# Change Log for RCCL

Full documentation for RCCL is available at [https://rccl.readthedocs.io](https://rccl.readthedocs.io)

## [RCCL-2.8.4 for ROCm 4.3.0]
### Added
- Ability to select the number of channels to use for clique-based all reduce (RCCL_CLIQUE_ALLREDUCE_NCHANNELS).  This can be adjusted to tune for performance when computation kernels are being executed in parallel.
### Optimizations
- Additional tuning for clique-based kernel AllReduce performance (still requires opt in with RCCL_ENABLE_CLIQUE=1)
- Modification of default values for number of channels / byte limits for clique-based all reduce based on device architecture
### Changed
- Replaced RCCL_FORCE_ENABLE_CLIQUE to RCCL_CLIQUE_IGNORE_TOPO
- Clique-based kernels can now be enabled on topologies where all active GPUs are XGMI-connected
- Topologies not normally supported by clique-based kernels require RCCL_CLIQUE_IGNORE_TOPO=1
### Fixed
- Install script '-r' flag invoked alone no longer incorrectly deletes any existing builds.
### Known issues
- Managed memory is not currently supported for clique-based kernels

## [RCCL-2.8.4 for ROCm 4.2.0]
### Added
- Compatibility with NCCL 2.8.4
- 
### Optimizations
- Additional tuning for clique-based kernels
- Enabling GPU direct RDMA read from GPU
- Fixing potential memory leak issue when re-creating multiple communicators within same process
- Improved topology detection
### Known issues
- None

## [Unreleased]
### Optimizations
- Additional tuning for clique-based kernel AllReduce performance (still requires opt in with RCCL_ENABLE_CLIQUE=1)

### Changed
- Replaced RCCL_FORCE_ENABLE_CLIQUE to RCCL_CLIQUE_IGNORE_TOPO
- Clique-based kernels can now be enabled on topologies where all active GPUs are XGMI-connected
- Topologies not normally supported by clique-based kernels require RCCL_CLIQUE_IGNORE_TOPO=1

## [RCCL-2.7.8 for ROCm 4.1.0]
### Added
- Experimental support for clique-based kernels (opt in with RCCL_ENABLE_CLIQUE=1)
- Clique-based kernels may offer better performance for smaller input sizes
- Clique-based kernels are currently only enabled for AllReduce under a certain byte limit (controlled via RCCL_CLIQUE_ALLREDUCE_BYTE_LIMIT)
### Optimizations
- Performance improvements for Rome-based systems
### Known issues
- Clique-based kernels are currently experimental and have not been fully tested on all topologies.  By default, clique-based kernels are disabled if the detected topology is not supported (override with RCCL_FORCE_ENABLE_CLIQUE)
- Clique-based kernels may hang if there are differences between environment variables set across ranks.
- Clique-based kernels may fail if the input / output device pointers are not the base device pointers returned by hipMalloc.

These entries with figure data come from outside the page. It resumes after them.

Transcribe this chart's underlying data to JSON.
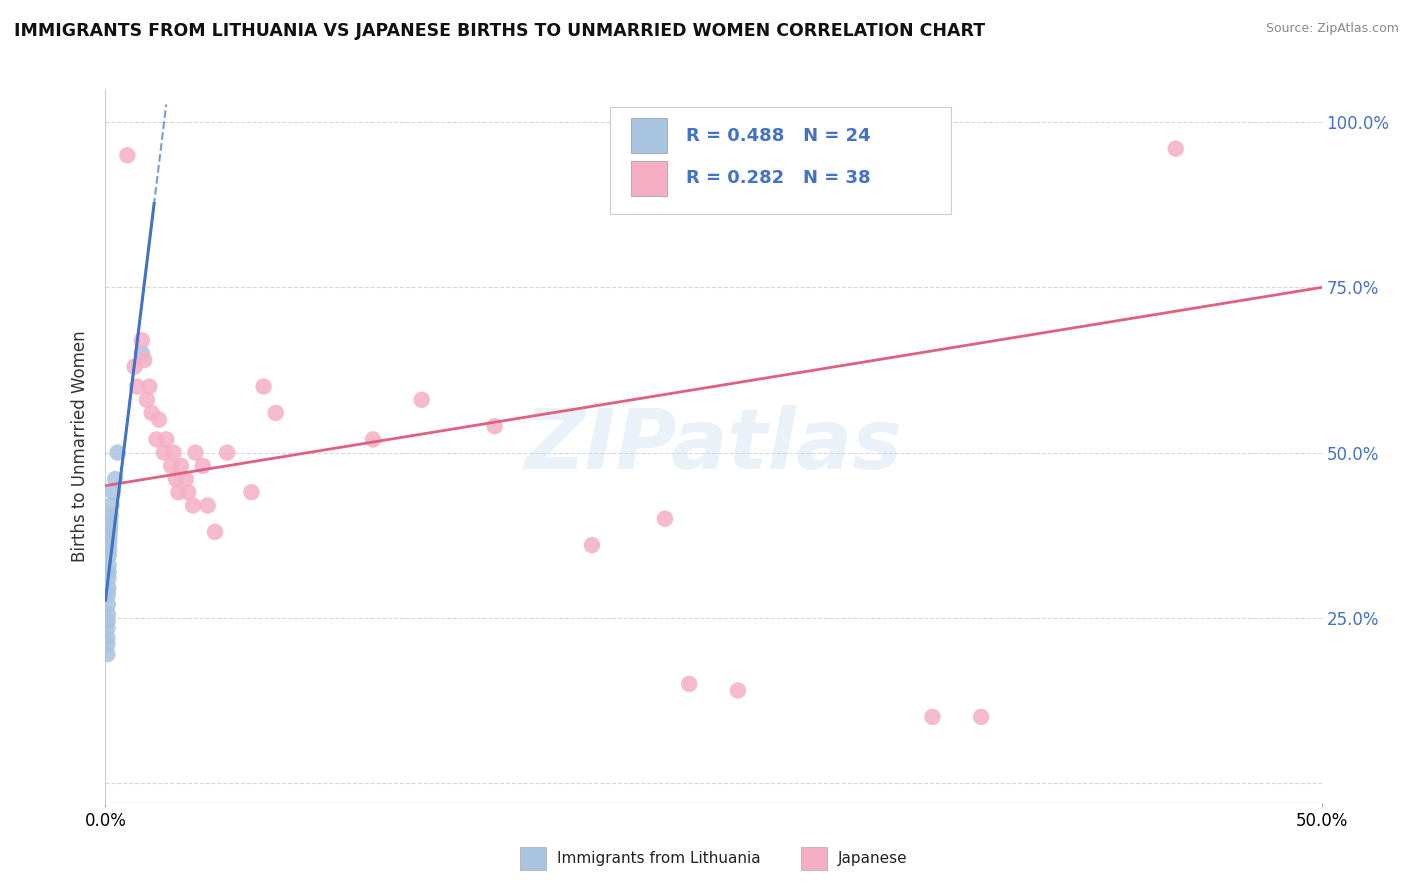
{
  "title": "IMMIGRANTS FROM LITHUANIA VS JAPANESE BIRTHS TO UNMARRIED WOMEN CORRELATION CHART",
  "source": "Source: ZipAtlas.com",
  "ylabel": "Births to Unmarried Women",
  "xmin": 0.0,
  "xmax": 0.5,
  "ymin": -0.03,
  "ymax": 1.05,
  "yticks": [
    0.0,
    0.25,
    0.5,
    0.75,
    1.0
  ],
  "right_ytick_labels": [
    "",
    "25.0%",
    "50.0%",
    "75.0%",
    "100.0%"
  ],
  "xtick_labels": [
    "0.0%",
    "50.0%"
  ],
  "blue_R": "0.488",
  "blue_N": "24",
  "pink_R": "0.282",
  "pink_N": "38",
  "blue_scatter_color": "#a8c4e0",
  "pink_scatter_color": "#f4afc4",
  "blue_line_color": "#4472c4",
  "pink_line_color": "#e06080",
  "blue_label": "Immigrants from Lithuania",
  "pink_label": "Japanese",
  "legend_text_color": "#4472c4",
  "blue_scatter": [
    [
      0.0008,
      0.195
    ],
    [
      0.0008,
      0.21
    ],
    [
      0.0008,
      0.22
    ],
    [
      0.0008,
      0.235
    ],
    [
      0.0009,
      0.245
    ],
    [
      0.001,
      0.255
    ],
    [
      0.001,
      0.27
    ],
    [
      0.001,
      0.285
    ],
    [
      0.0012,
      0.295
    ],
    [
      0.0012,
      0.31
    ],
    [
      0.0013,
      0.32
    ],
    [
      0.0013,
      0.33
    ],
    [
      0.0014,
      0.345
    ],
    [
      0.0015,
      0.355
    ],
    [
      0.0016,
      0.365
    ],
    [
      0.0018,
      0.375
    ],
    [
      0.002,
      0.385
    ],
    [
      0.002,
      0.395
    ],
    [
      0.0022,
      0.405
    ],
    [
      0.0025,
      0.42
    ],
    [
      0.003,
      0.44
    ],
    [
      0.004,
      0.46
    ],
    [
      0.005,
      0.5
    ],
    [
      0.015,
      0.65
    ]
  ],
  "pink_scatter": [
    [
      0.009,
      0.95
    ],
    [
      0.012,
      0.63
    ],
    [
      0.013,
      0.6
    ],
    [
      0.015,
      0.67
    ],
    [
      0.016,
      0.64
    ],
    [
      0.017,
      0.58
    ],
    [
      0.018,
      0.6
    ],
    [
      0.019,
      0.56
    ],
    [
      0.021,
      0.52
    ],
    [
      0.022,
      0.55
    ],
    [
      0.024,
      0.5
    ],
    [
      0.025,
      0.52
    ],
    [
      0.027,
      0.48
    ],
    [
      0.028,
      0.5
    ],
    [
      0.029,
      0.46
    ],
    [
      0.03,
      0.44
    ],
    [
      0.031,
      0.48
    ],
    [
      0.033,
      0.46
    ],
    [
      0.034,
      0.44
    ],
    [
      0.036,
      0.42
    ],
    [
      0.037,
      0.5
    ],
    [
      0.04,
      0.48
    ],
    [
      0.042,
      0.42
    ],
    [
      0.045,
      0.38
    ],
    [
      0.05,
      0.5
    ],
    [
      0.06,
      0.44
    ],
    [
      0.065,
      0.6
    ],
    [
      0.07,
      0.56
    ],
    [
      0.11,
      0.52
    ],
    [
      0.13,
      0.58
    ],
    [
      0.16,
      0.54
    ],
    [
      0.2,
      0.36
    ],
    [
      0.23,
      0.4
    ],
    [
      0.24,
      0.15
    ],
    [
      0.26,
      0.14
    ],
    [
      0.34,
      0.1
    ],
    [
      0.36,
      0.1
    ],
    [
      0.44,
      0.96
    ]
  ],
  "watermark": "ZIPatlas",
  "background_color": "#ffffff",
  "grid_color": "#d8d8d8"
}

## [RCCL-2.7.8 for ROCm 3.9.0]
### Added
- Adding support for alltoallv RCCL kernel
### Optimizations
- Modifications to topology based on XGMI links
### Known issues
- None

## [RCCL-2.7.6 for ROCm 3.8.0]
### Added
- Support for static library builds
### Known issues
- None

## [RCCL-2.7.6 for ROCm 3.7.0]
### Added
- Updated to RCCL API version of 2.7.6
- Added gather, scatter and all-to-all collectives

## [RCCL-2.7.0 for ROCm 3.6.0]
### Added
- Updated to RCCL API version of 2.6.4

## [RCCL-2.7.0 for ROCm 3.5.0]
### Added
- Compatibility with NCCL 2.6
- Network interface improvements with API v3
### Optimizations
- Fixing issues and built time improvements for hip-clang
- Network topology detection
- Improved CPU type detection
- Infiniband adaptive routing support
### Changed
- Switched to hip-clang as default compiler
### Deprecated
- Deprecated hcc build